Unfortunately, the narrative design of spending the whole game picking up new characters, getting to know them, and then going on a personal mission to right their past wrongs or discover something about their past all kind of sacrifices the game’s macro story arc. As it is, the arc comes in two parts: “Part 1: get ready to go through the Omega 4 relay for 95% of the game. Part 2: finally go through it.” But I find myself honestly pretty ok with it. Like I said, everything is in service to the characters–even the finale, where you find yourself choosing who has to be sacrificed in order that the mission be finished.
The genius (or perhaps a little bit of an undoing) of it is how the game uses this masterful characterization to comment on its central theme. What happens to the ideologies of Cerberus or the Citadel Council or whoever else when put alongside these intensely crafted personal relationships with humans and non-humans? It could be that the game is showing its colors, throwing in for inter-species egalitarianism by making the player care about non-human characters as much or maybe more than they do the human characters, but I’m not sure that it is. Some of the aliens themselves don’t really believe in this philosophy, and they make convincing cases for abandoning it when necessity demands it. The game still elects to leave the answers up to the player.

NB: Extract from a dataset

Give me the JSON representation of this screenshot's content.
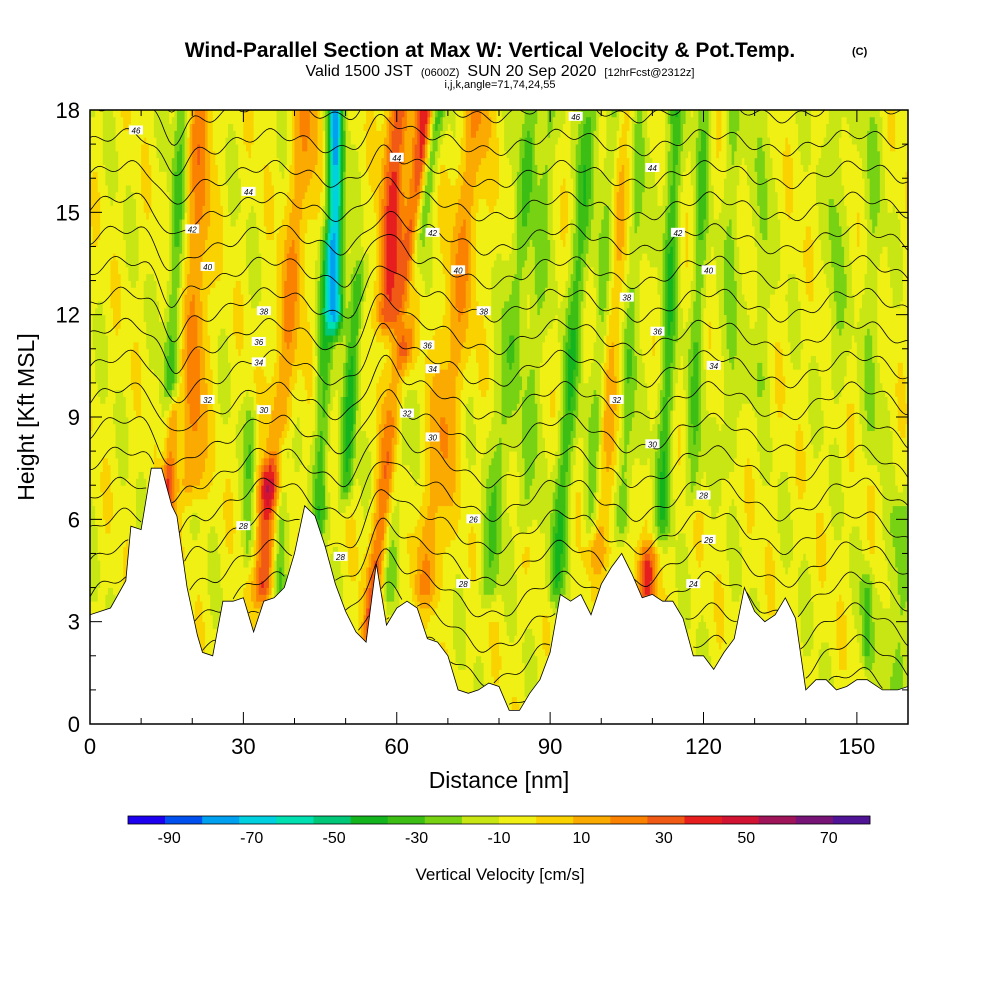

It might not be totally fair to ask whether ME2 is better than the original on account of how different a thing it’s trying to be. I would say that it might have sacrificed too much of what made the original such a good sci fi space epic in trying to be so different, but I think, in the end, I’m pretty alright with what it did. The last question, then, is what ME3 does with everything the series has learned and accomplished.